Search code examples
pythonsnakemake

Snakemake - how do I input a range of different files delineated from each other numerically?


This seems like a basic question but I keep getting some variation of the error: No values given for wildcard.

I have a group of 22 files named Ne-sQTL_perind.counts.gz.qqnorm_chr{#}.gz. I would like to act on them in a rule. What I have originally looks like this:

rule QTLtools_filter:
    input:
        file=expand("Ne-sQTL_perind.counts.gz.qqnorm_chr{i}.gz",i=range(1,22)),
        chk=".prepare_phen_table.chkpnt"
    output:
        expand("{input.file}.qtltools")
    message:
        "Making phenotype files QTLtools compatible..."
    shell:
        "cat {input.file} | awk '{ $4=$4\" . +\"; print $0 }' | tr " " \"\t\" | bgzip -c > {input.file}.qtltools"

However, I get the No values found for wildcare 'input', which is confusing to me, because in the docs, we have a clear example of this working with the wildcare replicates. How do I expand this wildcard such that it includes all files numbered between 1-22? I've also tried defining a function to do this for me at the suggestion of this SO post to no avail; still same error message.

def expandChromo(wildcards):
    return expand("Ne-sQTL_perind.counts.gz.qqnorm_chr{i}.gz",i=range(1,22))
...
rule QTLtools_filter:
    input:
        expandChromo,
        chk=".prepare_phen_table.chkpnt"
    output:
        expand("{wildcards.expandChromo}.qtltools")
    message:
        "Making phenotype files QTLtools compatible..."
    shell:
        "cat {wildcards.expandChromo} | awk '{ $4=$4\" . +\"; print $0 }' | tr " " \"\t\" | bgzip -c > {wildcards.expandChromo}.qtltools"

Solution

  • You need to have 2 rules. The first one (let's call it all) has no output but clearly states what do you want to get as the result of your pipeline:

    rule all:
        input: expand("Ne-sQTL_perind.counts.gz.qqnorm_chr{i}.gz.qtltools", i=range(1,22))
    

    This would give Snakemake an idea of your 22 target files.
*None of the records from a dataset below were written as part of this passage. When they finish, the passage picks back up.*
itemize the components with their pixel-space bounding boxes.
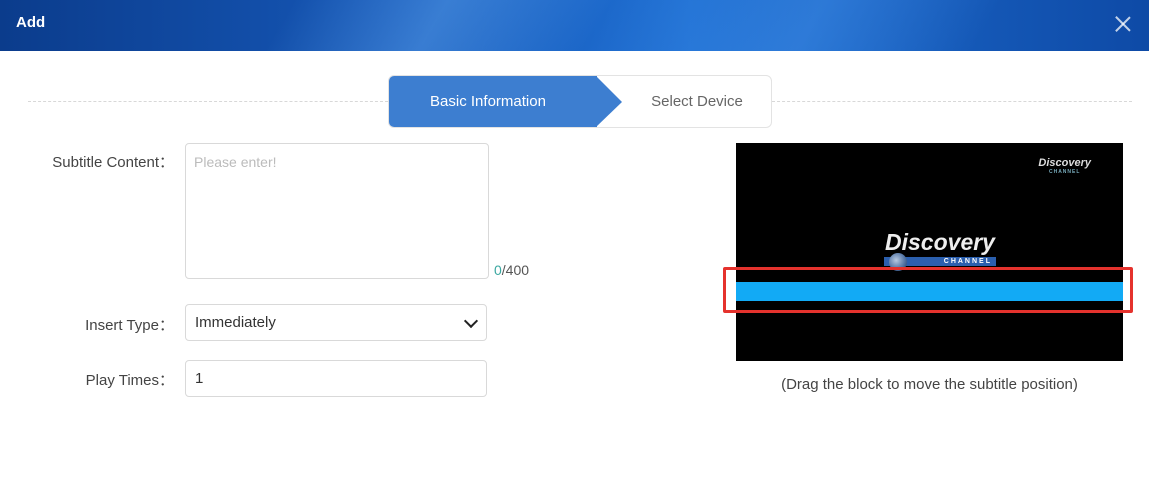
insert-type-select[interactable]: Immediately: [185, 304, 487, 341]
channel-logo-main-brand: Discovery: [885, 229, 995, 255]
counter-current: 0: [494, 262, 502, 278]
channel-logo-small-sub: CHANNEL: [1048, 169, 1081, 175]
subtitle-drag-block[interactable]: [736, 282, 1123, 301]
video-preview: Discovery CHANNEL Discovery CHANNEL: [736, 143, 1123, 361]
play-times-label: Play Times：: [85, 372, 174, 389]
subtitle-content-textarea[interactable]: [185, 143, 489, 279]
globe-icon: [889, 253, 907, 271]
dialog-header: Add: [0, 0, 1149, 51]
step-divider-left: [28, 101, 388, 102]
subtitle-content-label: Subtitle Content：: [52, 154, 174, 171]
insert-type-value: Immediately: [195, 314, 276, 331]
channel-logo-small-brand: Discovery: [1038, 157, 1091, 169]
insert-type-label: Insert Type：: [85, 317, 174, 334]
chevron-down-icon: [463, 313, 479, 329]
close-icon[interactable]: [1111, 12, 1135, 36]
play-times-input[interactable]: [185, 360, 487, 397]
drag-hint: (Drag the block to move the subtitle pos…: [781, 376, 1078, 393]
counter-max: /400: [501, 262, 530, 278]
step-basic-information[interactable]: Basic Information: [389, 76, 597, 127]
step-select-device[interactable]: Select Device: [623, 76, 771, 127]
character-counter: 0/400: [494, 262, 529, 278]
channel-logo-small: Discovery CHANNEL: [1038, 157, 1091, 175]
step-indicator: Basic Information Select Device: [388, 75, 772, 128]
dialog-title: Add: [16, 14, 46, 31]
step-divider-right: [772, 101, 1132, 102]
step-arrow-icon: [596, 76, 622, 127]
channel-logo-main: Discovery CHANNEL: [875, 229, 1005, 271]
    Now you can teach Snakemake to create those files:

    rule QTLtools_filter:
        input:
            "{file}.gz"
        output:
            "{file}.gz.qtltools"
        message:
            "Making phenotype files QTLtools compatible..."
        shell:
            "cat {input} | awk '{ $4=$4\" . +\"; print $0 }' | tr " " \"\t\" | bgzip -c > {input}.qtltools"
    

    Note that this rule takes a single file as an input and single file as an output, and the wildcard allows Snakemake to match this pair for each i in your range. I didn't find any reason for setting chk=".prepare_phen_table.chkpnt" as an input, but this is something you may add if needed.